I'll do what I can in a post, but please recognize that to learn and appreciate fully insulin resistance as a concept could take up most a full course of study in its own right, so this is going to be my best attempt.
First, do not confuse the enhancement of insulin resistance on fat loss with any judgment of insulin resistance being a state that I
advocate for, or think is healthy in sedentary individuals; this is obviously unhealthy, associated with the metabolic syndrome, diabetes, not to mind central abdominal adiposity, etc.
Insulin resistance is a state wherein the body's tissues (e.g., liver, pancreas, skeletal muscle) no longer recognizes the body's insulin and continues to produce glucose in inappropriately high quantities (the effect rather than causative, though toxic levels of glucose do degrade the pancreatic islet cells' responsiveness to insulin as one pathway/mechanism of insulin resistance, feeding back to worsen insulin resistance).
As we know, fat loss occurs with the GLP-1 & GIP agonists that are insulin sensitizing. Still, it is not insulin sensitivity per se that is responsible for this effect - indeed high blood glucose in itself neither enhances fat gain nor inhibits fat loss - but rather, fat loss occurs due to the other effects of these drugs such as altered food preferences, delayed gastric emptying, satiation, that promote appetite control and reduce energy intake.
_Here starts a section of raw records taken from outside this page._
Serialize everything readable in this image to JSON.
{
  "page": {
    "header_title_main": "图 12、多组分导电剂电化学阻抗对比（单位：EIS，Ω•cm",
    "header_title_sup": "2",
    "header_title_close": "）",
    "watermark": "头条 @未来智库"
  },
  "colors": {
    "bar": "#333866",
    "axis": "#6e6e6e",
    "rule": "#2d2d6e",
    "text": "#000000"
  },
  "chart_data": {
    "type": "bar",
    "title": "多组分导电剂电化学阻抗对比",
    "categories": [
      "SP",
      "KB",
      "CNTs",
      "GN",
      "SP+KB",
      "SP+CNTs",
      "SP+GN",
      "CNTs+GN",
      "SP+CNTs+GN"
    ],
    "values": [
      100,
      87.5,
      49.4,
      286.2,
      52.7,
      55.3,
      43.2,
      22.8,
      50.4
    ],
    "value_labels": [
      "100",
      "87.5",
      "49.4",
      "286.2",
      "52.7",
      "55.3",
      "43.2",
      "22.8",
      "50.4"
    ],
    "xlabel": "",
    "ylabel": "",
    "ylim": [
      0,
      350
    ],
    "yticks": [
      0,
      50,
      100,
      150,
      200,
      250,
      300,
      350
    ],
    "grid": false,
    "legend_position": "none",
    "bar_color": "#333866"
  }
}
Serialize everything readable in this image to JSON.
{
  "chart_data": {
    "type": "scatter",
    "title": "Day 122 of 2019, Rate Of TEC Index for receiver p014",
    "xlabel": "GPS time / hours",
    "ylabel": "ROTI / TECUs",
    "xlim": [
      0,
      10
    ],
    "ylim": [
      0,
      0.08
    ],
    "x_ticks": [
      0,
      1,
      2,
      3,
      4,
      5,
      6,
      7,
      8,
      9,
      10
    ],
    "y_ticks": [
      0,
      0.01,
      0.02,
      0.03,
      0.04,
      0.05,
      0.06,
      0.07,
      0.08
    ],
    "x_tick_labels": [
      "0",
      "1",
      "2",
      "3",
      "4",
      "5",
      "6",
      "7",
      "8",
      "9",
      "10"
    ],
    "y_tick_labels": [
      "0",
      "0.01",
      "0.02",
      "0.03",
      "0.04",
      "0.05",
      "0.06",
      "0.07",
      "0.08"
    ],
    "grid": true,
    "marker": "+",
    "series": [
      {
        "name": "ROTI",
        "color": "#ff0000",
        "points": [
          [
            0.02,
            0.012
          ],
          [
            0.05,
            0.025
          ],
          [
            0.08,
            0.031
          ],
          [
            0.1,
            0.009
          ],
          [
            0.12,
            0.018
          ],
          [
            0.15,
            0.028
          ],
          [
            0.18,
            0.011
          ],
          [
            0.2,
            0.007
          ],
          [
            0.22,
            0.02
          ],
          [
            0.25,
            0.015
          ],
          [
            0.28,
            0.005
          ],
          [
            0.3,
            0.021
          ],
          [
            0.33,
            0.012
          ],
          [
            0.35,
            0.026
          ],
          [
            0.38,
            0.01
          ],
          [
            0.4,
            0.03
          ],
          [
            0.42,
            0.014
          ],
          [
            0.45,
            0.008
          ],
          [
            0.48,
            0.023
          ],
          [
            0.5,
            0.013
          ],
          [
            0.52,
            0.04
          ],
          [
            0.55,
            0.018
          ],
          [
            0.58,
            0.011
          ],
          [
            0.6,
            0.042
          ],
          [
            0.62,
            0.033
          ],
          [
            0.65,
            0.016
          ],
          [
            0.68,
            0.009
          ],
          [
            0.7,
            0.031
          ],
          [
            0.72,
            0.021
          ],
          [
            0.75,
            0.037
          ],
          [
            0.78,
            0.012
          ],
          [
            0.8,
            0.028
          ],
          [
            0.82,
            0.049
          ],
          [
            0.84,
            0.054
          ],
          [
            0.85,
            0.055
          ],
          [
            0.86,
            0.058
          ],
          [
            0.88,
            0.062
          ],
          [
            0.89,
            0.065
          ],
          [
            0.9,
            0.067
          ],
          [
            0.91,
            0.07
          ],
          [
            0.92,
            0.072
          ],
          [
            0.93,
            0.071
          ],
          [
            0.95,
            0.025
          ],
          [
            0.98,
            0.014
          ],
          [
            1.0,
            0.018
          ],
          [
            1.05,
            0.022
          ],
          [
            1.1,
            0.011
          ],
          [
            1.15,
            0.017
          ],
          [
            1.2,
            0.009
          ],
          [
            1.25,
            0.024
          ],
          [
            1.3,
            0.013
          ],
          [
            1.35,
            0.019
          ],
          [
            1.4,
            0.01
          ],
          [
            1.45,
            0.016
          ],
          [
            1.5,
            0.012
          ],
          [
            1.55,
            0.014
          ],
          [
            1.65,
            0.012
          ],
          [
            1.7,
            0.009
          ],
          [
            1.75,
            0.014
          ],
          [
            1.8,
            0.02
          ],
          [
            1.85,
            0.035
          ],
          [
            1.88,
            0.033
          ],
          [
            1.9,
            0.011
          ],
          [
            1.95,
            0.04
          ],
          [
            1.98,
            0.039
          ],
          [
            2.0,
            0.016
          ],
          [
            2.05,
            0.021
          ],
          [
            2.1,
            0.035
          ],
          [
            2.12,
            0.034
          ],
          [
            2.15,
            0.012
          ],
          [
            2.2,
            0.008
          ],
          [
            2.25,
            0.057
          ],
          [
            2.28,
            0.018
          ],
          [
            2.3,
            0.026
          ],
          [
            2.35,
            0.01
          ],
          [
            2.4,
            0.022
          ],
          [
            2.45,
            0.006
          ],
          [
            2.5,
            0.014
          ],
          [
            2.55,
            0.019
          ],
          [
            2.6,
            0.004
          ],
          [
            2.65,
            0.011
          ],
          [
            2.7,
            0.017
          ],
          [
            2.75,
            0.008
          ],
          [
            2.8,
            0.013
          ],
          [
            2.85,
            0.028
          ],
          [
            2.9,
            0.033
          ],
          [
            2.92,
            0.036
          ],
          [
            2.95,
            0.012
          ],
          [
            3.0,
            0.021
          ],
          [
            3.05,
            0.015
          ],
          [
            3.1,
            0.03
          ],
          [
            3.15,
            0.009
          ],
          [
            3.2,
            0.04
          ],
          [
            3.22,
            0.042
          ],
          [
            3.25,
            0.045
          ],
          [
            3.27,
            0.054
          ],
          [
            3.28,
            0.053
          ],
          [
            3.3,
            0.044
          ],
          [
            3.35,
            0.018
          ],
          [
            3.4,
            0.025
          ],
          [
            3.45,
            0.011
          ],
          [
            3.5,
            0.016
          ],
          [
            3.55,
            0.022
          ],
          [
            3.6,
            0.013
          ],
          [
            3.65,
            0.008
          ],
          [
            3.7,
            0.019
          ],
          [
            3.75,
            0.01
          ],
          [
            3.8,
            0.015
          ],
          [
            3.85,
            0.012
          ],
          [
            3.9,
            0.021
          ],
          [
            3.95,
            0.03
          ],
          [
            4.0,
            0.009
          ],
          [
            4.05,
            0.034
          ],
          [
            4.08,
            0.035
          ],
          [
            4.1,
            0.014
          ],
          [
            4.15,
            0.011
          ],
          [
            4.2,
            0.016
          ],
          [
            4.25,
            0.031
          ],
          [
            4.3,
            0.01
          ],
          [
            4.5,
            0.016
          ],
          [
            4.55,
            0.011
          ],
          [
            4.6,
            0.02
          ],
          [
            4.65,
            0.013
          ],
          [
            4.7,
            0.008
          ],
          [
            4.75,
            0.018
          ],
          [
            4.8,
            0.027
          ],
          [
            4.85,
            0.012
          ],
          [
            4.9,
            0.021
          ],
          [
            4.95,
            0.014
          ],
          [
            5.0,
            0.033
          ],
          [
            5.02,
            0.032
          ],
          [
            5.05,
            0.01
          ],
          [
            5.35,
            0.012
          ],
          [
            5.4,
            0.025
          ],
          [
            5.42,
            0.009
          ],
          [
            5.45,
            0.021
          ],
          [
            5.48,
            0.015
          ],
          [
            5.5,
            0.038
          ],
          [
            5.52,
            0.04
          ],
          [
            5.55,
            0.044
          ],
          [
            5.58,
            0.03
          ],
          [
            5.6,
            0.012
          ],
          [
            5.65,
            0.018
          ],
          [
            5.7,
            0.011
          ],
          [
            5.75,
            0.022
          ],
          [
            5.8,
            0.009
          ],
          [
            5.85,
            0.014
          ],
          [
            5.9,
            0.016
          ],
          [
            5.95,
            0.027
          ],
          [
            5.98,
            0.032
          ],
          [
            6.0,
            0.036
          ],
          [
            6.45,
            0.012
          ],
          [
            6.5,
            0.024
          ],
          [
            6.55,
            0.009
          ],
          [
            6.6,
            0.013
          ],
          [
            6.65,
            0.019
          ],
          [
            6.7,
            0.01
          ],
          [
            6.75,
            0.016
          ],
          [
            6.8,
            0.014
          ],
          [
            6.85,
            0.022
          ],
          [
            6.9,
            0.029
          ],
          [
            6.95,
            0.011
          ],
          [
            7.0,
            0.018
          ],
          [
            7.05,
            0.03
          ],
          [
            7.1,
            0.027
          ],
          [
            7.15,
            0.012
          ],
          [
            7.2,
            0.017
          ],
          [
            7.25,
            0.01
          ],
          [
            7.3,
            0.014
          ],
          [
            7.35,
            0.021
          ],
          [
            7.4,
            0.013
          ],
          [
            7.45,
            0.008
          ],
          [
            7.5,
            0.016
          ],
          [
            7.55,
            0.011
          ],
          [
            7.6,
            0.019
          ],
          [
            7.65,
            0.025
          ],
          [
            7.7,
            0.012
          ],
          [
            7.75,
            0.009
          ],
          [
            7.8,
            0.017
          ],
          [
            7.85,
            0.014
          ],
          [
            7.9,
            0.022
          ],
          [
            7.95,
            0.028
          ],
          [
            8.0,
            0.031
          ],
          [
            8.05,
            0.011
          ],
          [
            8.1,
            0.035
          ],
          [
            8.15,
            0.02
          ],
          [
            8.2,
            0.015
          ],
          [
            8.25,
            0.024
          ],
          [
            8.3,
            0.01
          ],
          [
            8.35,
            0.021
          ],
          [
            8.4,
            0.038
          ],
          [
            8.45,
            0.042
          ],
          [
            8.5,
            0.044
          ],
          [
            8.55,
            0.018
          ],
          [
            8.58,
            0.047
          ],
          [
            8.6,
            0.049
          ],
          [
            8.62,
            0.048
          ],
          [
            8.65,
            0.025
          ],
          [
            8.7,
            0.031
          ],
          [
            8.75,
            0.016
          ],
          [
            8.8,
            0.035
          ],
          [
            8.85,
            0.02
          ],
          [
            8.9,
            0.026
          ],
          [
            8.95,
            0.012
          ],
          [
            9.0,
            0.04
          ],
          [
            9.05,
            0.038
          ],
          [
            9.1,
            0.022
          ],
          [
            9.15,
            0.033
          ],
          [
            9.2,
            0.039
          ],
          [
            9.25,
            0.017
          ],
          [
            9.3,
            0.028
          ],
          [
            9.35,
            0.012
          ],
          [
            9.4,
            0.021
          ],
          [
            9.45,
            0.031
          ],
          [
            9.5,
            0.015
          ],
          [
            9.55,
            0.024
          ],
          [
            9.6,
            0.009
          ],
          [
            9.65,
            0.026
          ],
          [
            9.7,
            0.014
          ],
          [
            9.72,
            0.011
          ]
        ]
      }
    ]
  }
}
In fact, the vast majority of fat loss agents promote insulin resistance, e.g., β-agonists, stimulant drugs like caffeine and ephedrine, these all either act analogously to or increase the action of catecholamines (epinephrine, norepinephrine, or adrenaline and noradrelanine).
When tissues like the liver and fat cells fail to be stimulated by insulin, glucose is not taken up by the cells. Without glucose, the liver begins to metabolize free-fatty acids (increasing ketone levels in the blood), preventing them from being re-esterified into fat cells. In liver & fat cells, without insulin being taken up into these tissues, there is suppression of fat synthesis/lipogenesis (adipocyte) & VLDL synthesis (liver).
Let's not forget the brain; when systemic blood glucose is elevated, it'll constantly have its favored energy source and keep us alive. We like that.
This might all sound perfectly rosy, but we like how the GLP-1 & GIP agonists work because insulin resistance during caloric restriction in skeletal muscle (70ish% of our cells, more in bodybuilders) is sort of a scary image, glycogen stores are first catabolized; then intramuscular triglyceride, and eventually, if the body has to, it will use proteins for energy to perform work.